Dazai menatap gadis di depannya, menatap wajahnya yang tengah serius seolah tidak ada yang bisa mengganggunya.
Namun sejujurnya, pandangan Dazai berhasil mengganggunya. Kendati demikian, [Name] mengabaikan hal itu dan memilih fokus bekerja sebelum Kunikida Doppo memarahinya lagi dan terpaksa membuat gadis itu lembur kerja.
Akan tetapi percuma, pikiran [Name] melayang kemana-mana. Benaknya berusaha menebak-nebak apa yang kini tengah Dazai pikirkan.
Jam kerja hampir usai, kini Dazai tengah menganggur—tepatnya, selalu begitu—dan hanya duduk menatapi gadis di depannya.
Setelah berkas yang satu ini selesai, [Name] tidak memiliki pekerjaan apa pun lagi dan bisa langsung pulang.

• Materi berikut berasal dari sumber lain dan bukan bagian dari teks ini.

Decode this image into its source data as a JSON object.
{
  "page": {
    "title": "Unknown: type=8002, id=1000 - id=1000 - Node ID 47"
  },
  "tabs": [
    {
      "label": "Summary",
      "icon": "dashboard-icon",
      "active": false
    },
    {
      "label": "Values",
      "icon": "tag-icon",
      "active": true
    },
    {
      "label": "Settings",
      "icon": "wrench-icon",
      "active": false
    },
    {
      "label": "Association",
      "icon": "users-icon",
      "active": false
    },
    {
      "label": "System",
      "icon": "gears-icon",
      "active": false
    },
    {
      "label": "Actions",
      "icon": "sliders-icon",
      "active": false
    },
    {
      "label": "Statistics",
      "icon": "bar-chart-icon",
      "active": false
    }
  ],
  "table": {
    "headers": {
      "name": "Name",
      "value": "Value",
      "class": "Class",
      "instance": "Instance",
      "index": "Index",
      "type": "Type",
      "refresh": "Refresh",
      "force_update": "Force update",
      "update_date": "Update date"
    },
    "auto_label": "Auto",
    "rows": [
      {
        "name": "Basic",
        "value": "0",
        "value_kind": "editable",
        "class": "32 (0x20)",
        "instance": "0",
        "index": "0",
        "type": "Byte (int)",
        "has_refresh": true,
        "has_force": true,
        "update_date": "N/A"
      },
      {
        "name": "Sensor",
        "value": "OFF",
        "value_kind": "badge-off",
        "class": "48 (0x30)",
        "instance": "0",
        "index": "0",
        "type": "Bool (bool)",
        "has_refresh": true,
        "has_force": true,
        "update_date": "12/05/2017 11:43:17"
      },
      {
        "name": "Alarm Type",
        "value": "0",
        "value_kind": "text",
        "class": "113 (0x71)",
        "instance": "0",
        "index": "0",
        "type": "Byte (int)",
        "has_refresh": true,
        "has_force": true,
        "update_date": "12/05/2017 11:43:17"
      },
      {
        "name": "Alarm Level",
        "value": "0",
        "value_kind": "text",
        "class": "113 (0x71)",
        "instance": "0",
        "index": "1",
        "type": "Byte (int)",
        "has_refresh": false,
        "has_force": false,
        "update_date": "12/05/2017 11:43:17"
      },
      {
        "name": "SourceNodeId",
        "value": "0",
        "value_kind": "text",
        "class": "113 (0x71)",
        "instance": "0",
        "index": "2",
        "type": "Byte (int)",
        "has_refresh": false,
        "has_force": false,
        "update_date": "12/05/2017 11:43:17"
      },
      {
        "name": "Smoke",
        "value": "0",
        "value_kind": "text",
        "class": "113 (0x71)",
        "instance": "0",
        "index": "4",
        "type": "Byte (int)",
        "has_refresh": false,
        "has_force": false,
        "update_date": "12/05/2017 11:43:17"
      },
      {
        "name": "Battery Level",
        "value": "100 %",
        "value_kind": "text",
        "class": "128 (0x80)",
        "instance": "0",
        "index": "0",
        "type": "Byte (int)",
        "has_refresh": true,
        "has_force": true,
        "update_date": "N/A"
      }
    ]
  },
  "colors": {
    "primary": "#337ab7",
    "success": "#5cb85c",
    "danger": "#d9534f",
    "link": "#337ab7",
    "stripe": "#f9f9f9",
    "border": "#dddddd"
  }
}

"Dazai-san, kenapa kau terus menatapku?" tanya [Name] dengan dahi berkerut.
"Karena aku ingin."
[Name] mengembuskan napasnya. Sejak pertanyaannya tidak terjawab sama sekali, ia berhenti bertanya.
"Jam kantor sudah selesai dan kau tidak ada pekerjaan, tidakkah sebaiknya kau kembali?"
Dazai memberengut. "Aku ingin di sini bersamamu."
"Kenapa kau tidak membantuku saja jadi pekerjaanku cepat selesai dan aku juga bisa cepat pulang?" kata [Name] pada dirinya, ia kembali melanjutkan pekerjaannya.
"Tidakkah kau lihat, [Name]-chan? Aku sedang bekerja." [Name] melirikkan pandangannya kembali ke Dazai. Lalu sambil bertopang dagu, pemuda itu tersenyum dan berkata, "bekerja keras untuk tidak melakukan apa pun padamu saat ini."
Wajah [Name] menjadi merah padam, sepertinya baru saja ada asap yang keluar dari ubun-ubun di kepalanya.
Bodohnya lagi, gadis itu baru saja menyadarinya saat ini bahwa kini hanya ada dia berdua dengan Dazai.
Demi mengabaikan pikirannya tadi, [Name] berdehem dan mengalihkan topik pembicaraan, "jadi, apa yang sedang kau pikirkan sekarang?"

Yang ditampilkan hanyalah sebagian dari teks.